Effect of pressure on the isoconversional in situ combustion kinetic analysis of Bati Raman crude oil

• Effect of pressure on the isoconversional analysis of in situ combustion kinetics is investigated using Bati Raman Oil.
• Estimated activation energy values in HTO increases with increasing operating pressure.
• LTO reactions do not have a high dependence on operating pressure.

Knowledge of the chemical kinetics of an oil is critical for the success of an in situ combustion (ISC) project. Chemical kinetics studies help to formulate reaction schemes which help to understand the various reactions and conditions that favor the propagation and sustainability of combustion front in crude oil oxidation. The objective of this study is to investigate the effect of pressure on the kinetic analysis of in situ combustion and to understand the kinetics of Bati Raman crude oil, a 12° API crude from the Southeastern part of Turkey. In this study, ramped temperature oxidation (RTO) experiments with effluent gas analysis (EGA) are conducted at various pressures of 690, 1034, 1380, and 1724 kPag on Bati Raman crude oil. The experiments are conducted with clean non-reactive sandstone; crushed and sieved at a certain size. The isoconversional method generates an isoconversional fingerprint which shows changing reaction mechanisms on a plot of activation energy versus conversion or average temperature.
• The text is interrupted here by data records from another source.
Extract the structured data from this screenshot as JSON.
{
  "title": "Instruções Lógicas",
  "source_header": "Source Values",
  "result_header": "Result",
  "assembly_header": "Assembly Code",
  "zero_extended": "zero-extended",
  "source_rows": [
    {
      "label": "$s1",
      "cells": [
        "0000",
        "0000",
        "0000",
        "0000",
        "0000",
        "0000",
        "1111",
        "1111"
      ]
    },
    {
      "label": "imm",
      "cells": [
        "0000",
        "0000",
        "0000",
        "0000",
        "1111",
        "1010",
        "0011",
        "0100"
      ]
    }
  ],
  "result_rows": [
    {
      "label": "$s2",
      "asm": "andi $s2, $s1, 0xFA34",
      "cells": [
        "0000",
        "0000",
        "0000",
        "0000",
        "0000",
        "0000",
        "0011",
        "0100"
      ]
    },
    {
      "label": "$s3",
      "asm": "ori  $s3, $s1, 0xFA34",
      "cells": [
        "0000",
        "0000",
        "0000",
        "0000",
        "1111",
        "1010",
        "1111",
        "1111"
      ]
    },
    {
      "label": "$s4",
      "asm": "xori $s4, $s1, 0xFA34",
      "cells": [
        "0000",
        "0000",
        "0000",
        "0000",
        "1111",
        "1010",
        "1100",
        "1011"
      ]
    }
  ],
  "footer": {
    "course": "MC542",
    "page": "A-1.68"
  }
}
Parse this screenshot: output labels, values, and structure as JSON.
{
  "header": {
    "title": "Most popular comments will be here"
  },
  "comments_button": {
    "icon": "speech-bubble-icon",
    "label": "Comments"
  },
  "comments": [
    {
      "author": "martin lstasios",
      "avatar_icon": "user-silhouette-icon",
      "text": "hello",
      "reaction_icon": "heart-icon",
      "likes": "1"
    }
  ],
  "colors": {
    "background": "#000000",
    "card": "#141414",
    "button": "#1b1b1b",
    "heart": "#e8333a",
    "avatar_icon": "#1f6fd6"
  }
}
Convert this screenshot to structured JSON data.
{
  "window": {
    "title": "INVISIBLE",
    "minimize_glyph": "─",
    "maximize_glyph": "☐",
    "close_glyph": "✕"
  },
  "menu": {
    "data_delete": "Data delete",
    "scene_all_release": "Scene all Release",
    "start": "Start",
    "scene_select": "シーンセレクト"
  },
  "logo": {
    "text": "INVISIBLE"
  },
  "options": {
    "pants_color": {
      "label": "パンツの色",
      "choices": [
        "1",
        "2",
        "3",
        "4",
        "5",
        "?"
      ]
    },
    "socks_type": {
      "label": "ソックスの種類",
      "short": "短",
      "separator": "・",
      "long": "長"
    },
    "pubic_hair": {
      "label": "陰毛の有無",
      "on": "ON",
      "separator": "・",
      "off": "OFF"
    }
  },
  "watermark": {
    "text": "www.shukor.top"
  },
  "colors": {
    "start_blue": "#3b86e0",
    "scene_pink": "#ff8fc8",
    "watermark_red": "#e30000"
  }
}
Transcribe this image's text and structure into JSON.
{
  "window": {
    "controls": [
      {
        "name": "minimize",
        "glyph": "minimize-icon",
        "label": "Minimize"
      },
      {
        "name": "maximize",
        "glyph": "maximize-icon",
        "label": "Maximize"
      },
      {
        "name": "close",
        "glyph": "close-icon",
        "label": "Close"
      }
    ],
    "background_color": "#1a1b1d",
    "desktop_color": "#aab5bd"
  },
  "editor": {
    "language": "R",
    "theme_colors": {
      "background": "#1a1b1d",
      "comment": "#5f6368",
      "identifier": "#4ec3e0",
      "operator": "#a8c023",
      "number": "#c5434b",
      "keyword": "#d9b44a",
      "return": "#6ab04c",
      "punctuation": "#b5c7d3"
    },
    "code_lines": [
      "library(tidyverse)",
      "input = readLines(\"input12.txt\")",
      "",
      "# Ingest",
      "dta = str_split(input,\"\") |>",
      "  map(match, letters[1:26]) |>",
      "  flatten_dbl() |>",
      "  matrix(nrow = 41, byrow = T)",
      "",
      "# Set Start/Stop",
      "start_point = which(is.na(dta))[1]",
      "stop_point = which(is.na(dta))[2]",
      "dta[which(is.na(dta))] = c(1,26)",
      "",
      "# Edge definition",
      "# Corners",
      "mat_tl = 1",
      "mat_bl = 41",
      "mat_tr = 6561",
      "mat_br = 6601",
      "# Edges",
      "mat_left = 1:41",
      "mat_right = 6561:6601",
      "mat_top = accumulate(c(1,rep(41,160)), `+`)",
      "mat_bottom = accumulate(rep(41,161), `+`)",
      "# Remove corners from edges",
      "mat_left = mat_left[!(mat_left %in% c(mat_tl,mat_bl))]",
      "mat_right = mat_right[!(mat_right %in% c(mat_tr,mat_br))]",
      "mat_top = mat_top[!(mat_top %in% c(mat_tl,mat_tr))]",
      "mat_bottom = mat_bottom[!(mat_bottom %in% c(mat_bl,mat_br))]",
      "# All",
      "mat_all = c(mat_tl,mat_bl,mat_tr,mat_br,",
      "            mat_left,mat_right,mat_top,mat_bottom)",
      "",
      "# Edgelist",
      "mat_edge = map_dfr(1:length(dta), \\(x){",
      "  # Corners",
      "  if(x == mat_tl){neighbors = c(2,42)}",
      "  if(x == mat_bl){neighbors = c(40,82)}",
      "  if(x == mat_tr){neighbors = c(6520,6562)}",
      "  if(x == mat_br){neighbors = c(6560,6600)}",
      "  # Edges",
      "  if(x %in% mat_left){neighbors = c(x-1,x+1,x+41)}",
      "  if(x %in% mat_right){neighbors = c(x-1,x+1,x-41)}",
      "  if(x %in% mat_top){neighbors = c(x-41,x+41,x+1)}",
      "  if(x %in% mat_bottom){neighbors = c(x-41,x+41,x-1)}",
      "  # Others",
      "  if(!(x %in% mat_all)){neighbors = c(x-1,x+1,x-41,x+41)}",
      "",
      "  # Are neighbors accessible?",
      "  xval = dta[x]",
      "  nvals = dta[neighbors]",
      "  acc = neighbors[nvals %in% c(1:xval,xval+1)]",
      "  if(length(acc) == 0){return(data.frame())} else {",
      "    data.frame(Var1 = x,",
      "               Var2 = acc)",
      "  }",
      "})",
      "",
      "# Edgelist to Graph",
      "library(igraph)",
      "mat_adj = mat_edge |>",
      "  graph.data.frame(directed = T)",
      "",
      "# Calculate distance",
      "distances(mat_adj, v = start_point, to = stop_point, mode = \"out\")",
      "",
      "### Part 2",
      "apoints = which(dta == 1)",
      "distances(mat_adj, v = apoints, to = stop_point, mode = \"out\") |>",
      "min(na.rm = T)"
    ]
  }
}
Activation energies are evaluated from the fingerprints generated at the various pressures. In addition, reaction schemes are formulated for each operating pressure with associated stoichiometric coefficients and activation energy values. The results indicate that estimated activation energy values in the HTO region are increasing with increasing pressure. On the other hand, there is not a clear trend in low temperature oxidation (LTO) region. LTO activation energy values stay fairly constant with increasing pressure. Reaction schemes were proposed for Bati Raman crude oil at different operating pressures using the various regions of reaction mechanisms deconvolved on the generated isoconversional fingerprints. There is a close proximity of the stoichiometry of the reactions at different pressures which may be indicative of a good trend of consistency in the reaction schemes. Importantly, this work illustrates the effect of pressure on the isoconversional kinetic analysis of Bati Raman crude oil as well as kinetic schemes, generated based on the experiments, to be used in simulation studies.